Le public entrait dans la salle de spectacle comme dans une galerie d’art. L’espace était peuplé d’artéfacts de toutes sortes : sculptures, dessins, objets trouvés etc. De grands rideaux de papier troués divisaient l’espace, le ruban adhésif réunissant les différents morceaux scintillaient sous les projecteurs, lorsque les feuilles dansaient au gré des courants d’air. Des chaises et des coussins étaient disposés à travers les œuvres, pour permettre à l’audience de prendre place au centre de l’action.
Sylvie Cotton était assistée de ses collègues Maude Arès (scénographie et sculptures), Magali Babin (conception sonore) et Kathy Kennedy (composition musicale). Les quatre artistes portaient des combinaisons de travail rouges. Cotton a entamé un monologue d’environ une heure, entrecoupé de paroles chantées, de segments musicaux et de projections vidéo. Ses comparses prenaient place au micro en alternance pour respirer amplement et faire entendre leur souffle. Fières et attentives, les « Respireuses » tissaient un arrière-plan venteux qui allait nous escorter jusqu’à la fin de la représentation.

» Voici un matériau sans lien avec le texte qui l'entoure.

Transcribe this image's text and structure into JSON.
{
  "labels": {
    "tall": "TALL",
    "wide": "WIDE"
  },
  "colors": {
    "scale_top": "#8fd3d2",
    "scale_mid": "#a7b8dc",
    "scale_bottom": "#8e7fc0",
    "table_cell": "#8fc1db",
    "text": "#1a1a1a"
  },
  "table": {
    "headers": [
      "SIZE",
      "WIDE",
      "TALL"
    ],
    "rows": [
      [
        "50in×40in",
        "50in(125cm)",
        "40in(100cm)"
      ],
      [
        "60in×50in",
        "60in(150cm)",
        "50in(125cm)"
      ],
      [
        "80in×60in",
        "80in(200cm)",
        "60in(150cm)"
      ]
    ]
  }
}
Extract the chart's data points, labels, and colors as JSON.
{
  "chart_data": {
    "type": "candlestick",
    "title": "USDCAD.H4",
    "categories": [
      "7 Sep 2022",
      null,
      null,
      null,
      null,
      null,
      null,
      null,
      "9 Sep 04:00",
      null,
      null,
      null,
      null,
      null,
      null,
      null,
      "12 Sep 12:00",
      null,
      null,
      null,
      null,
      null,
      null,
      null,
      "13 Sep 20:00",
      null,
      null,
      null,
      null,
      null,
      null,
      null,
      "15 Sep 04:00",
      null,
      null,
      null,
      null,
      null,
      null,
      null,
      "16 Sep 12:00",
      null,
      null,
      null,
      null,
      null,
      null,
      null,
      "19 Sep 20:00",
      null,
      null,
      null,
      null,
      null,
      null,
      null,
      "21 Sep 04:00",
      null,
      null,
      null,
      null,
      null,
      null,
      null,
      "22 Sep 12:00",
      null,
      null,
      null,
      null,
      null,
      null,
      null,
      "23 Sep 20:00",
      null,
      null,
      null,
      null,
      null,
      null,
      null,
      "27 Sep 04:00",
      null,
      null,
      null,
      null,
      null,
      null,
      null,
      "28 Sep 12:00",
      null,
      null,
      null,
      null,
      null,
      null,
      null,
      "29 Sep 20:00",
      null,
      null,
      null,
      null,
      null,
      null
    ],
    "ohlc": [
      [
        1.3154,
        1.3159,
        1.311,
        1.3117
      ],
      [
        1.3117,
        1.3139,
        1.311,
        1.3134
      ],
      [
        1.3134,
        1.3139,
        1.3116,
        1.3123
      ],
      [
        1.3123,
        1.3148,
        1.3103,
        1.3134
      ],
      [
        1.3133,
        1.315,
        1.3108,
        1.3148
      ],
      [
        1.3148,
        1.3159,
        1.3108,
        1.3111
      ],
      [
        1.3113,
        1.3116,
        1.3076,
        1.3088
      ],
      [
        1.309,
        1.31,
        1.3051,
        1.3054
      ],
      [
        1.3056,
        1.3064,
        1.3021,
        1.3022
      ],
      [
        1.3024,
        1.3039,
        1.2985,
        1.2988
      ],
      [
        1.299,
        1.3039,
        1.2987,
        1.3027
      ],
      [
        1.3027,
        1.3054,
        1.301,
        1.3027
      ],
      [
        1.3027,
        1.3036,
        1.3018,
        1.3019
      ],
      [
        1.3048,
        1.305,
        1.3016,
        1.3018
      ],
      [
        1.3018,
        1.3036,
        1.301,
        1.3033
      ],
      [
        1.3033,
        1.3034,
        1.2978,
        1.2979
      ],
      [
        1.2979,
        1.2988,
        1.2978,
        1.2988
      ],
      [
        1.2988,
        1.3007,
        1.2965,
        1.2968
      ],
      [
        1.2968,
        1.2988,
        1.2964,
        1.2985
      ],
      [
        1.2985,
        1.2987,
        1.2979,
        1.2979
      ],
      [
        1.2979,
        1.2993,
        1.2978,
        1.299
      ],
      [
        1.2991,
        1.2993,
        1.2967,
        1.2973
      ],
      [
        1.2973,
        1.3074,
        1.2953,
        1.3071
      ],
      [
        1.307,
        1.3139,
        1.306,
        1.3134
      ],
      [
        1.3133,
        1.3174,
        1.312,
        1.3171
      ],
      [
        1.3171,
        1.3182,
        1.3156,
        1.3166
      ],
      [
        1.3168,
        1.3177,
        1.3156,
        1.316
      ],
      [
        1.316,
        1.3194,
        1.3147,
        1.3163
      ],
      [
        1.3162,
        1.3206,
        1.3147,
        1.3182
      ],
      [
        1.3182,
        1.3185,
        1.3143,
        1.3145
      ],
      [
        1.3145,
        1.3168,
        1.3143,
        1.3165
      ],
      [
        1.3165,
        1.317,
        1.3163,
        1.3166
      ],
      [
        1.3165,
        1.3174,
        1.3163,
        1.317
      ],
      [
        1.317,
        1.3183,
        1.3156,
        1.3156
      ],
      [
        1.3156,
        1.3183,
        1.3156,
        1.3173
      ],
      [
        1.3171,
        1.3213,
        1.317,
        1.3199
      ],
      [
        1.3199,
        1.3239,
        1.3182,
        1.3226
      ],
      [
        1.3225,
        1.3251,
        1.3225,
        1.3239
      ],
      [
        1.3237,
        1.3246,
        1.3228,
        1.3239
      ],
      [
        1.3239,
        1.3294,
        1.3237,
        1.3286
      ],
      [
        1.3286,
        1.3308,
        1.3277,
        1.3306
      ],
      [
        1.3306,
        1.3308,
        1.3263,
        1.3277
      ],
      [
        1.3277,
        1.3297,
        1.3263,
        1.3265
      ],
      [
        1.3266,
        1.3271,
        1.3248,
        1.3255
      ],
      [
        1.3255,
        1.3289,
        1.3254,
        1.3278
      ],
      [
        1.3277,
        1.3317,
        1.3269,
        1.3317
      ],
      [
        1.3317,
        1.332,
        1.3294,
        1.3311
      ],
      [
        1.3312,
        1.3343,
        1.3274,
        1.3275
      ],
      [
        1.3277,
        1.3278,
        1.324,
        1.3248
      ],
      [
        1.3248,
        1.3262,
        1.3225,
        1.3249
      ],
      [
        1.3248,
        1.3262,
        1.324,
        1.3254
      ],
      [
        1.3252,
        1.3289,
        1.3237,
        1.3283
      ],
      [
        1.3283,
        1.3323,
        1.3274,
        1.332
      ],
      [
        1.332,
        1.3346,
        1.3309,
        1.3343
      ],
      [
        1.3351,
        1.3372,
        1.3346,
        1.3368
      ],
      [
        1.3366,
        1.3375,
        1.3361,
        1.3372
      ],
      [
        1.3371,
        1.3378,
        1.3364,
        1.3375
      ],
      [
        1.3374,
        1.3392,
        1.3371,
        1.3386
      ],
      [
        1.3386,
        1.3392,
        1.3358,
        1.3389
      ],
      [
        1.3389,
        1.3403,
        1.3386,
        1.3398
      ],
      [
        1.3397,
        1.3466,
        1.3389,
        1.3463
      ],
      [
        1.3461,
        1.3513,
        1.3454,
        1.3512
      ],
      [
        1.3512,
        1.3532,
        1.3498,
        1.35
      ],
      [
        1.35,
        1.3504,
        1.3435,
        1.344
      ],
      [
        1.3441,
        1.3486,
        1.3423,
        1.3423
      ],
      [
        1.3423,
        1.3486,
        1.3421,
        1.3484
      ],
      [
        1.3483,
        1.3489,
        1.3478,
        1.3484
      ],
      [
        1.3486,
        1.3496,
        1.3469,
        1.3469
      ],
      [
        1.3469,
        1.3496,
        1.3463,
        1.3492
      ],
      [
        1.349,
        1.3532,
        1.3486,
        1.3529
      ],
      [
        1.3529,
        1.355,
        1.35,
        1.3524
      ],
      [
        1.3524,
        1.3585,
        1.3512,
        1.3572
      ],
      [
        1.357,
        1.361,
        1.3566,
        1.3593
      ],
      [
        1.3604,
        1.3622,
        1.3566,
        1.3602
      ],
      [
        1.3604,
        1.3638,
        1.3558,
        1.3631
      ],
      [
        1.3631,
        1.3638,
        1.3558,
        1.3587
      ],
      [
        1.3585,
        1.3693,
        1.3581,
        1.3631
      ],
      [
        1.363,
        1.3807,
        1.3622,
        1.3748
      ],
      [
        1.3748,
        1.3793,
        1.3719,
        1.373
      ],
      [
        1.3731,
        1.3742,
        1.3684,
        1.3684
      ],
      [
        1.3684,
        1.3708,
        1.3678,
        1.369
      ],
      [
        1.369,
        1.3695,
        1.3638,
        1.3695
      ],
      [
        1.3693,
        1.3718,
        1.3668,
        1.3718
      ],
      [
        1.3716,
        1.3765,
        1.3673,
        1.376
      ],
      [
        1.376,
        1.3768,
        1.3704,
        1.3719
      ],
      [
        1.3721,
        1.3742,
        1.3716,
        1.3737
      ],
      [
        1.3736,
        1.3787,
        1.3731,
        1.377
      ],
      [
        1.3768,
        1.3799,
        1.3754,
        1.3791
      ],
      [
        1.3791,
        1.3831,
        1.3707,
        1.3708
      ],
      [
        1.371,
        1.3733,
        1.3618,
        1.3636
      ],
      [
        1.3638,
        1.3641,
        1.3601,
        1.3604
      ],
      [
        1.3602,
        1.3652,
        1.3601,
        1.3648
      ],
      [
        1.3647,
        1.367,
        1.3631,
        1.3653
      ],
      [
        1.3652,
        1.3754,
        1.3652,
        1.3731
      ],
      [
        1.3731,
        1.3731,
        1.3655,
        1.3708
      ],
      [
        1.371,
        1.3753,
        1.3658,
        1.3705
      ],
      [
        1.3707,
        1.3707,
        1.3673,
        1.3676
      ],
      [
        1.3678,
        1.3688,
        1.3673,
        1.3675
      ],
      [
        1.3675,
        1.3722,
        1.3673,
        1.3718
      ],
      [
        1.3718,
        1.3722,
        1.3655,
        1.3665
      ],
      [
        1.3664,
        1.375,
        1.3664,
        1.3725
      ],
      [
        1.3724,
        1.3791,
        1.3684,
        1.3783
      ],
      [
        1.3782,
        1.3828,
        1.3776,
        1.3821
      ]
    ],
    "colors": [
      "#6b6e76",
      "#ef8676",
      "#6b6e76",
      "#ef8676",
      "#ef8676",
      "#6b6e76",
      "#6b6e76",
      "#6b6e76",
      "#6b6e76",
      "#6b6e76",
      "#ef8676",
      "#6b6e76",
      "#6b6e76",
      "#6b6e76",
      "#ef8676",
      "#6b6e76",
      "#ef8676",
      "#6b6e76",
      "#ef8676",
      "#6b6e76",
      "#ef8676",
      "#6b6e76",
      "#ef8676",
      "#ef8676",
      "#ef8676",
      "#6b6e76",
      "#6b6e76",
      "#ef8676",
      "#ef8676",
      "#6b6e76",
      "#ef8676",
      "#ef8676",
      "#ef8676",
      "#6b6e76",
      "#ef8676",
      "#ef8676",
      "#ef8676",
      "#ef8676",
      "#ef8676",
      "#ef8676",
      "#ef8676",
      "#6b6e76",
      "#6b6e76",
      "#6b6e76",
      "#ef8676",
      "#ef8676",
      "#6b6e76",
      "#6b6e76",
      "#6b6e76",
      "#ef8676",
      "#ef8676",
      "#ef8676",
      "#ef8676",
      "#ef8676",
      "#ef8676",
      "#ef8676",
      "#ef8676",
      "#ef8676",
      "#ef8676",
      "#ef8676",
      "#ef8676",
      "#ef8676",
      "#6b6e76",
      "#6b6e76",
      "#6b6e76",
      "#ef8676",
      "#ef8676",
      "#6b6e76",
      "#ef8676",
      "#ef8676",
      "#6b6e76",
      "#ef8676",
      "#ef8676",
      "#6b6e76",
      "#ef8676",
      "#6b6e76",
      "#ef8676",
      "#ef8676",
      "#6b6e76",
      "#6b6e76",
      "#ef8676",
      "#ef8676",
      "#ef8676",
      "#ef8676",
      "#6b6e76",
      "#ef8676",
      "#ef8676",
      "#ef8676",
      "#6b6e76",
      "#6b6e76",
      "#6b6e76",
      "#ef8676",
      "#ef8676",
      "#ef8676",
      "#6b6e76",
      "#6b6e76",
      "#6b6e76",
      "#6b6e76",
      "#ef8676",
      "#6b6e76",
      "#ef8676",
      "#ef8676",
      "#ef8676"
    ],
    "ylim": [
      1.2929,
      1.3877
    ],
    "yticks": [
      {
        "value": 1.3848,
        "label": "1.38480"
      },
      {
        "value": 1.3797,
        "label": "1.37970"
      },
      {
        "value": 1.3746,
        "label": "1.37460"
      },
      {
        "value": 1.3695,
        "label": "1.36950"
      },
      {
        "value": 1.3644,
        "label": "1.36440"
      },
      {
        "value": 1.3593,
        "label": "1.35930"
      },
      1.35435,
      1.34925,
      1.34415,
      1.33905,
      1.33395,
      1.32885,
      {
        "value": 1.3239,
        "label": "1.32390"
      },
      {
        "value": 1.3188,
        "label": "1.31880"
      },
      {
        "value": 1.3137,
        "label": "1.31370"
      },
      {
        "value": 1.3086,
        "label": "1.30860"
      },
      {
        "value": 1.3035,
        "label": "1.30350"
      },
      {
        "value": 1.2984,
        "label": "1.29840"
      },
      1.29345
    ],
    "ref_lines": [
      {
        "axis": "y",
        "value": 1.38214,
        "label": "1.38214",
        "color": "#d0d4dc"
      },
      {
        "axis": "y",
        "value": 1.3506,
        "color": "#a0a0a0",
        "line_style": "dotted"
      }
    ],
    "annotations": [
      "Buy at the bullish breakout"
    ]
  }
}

Au fil de ses récits, toujours en mouvement, Cotton déambulait dans l’espace et nous racontait sa vie. Une installation gonflable respirait doucement près d’un socle couvert de bibelots faits main. La créatrice me confiait à la fin de la soirée, qu’elle disposait de près d’une trentaine de fragments avec lesquels elle jonglait d’une séance à l’autre. Passant d’un souvenir intime d’adolescence, à un extrait tiré d’un livre bouddhiste, puis à un fait scientifique concernant le corps humain.
Quelques sculptures mises de l’avant par Cotton dans son discours, étaient ensuite offertes à l’auditoire, placé aux quatre coins de la salle. Les objets passaient de main en main. Cette douce danse accompagnait les mots de l’artiste : « Je respire depuis 62 ans. […] Quand on revient au souffle, il n’y a plus d’illusion possible. Il n’y a rien de plus vrai. […] Un souvenir de respiration avec papa. Quand on respire, on est ensemble. […] À 16 ans, ma première peine d’amour. Je ne sais plus comment respirer. […] Respirer m’apprend à faire l’amour. Faire l’amour m’apprend à respirer. […] Dans ma vingtaine et dans ma trentaine, je ne respire pas. Je suis travailleuse culturelle. Je travaille, travaille… Les seuls moments où je respire c’est quand je fume une cigarette. »
À travers une épreuve de présence et d’endurance, Cotton nous a fait cadeau de son souffle. Par le biais de sa proposition organique et poétique, à la fois féministe, politique et méditative, la créatrice a témoigné d’une grande sagesse. Malgré toute l’attention portée à la respiration durant cette soirée, la mienne est restée calme et naturelle, jamais forcée, bercée par les histoires et l’univers de Sylvie Cotton.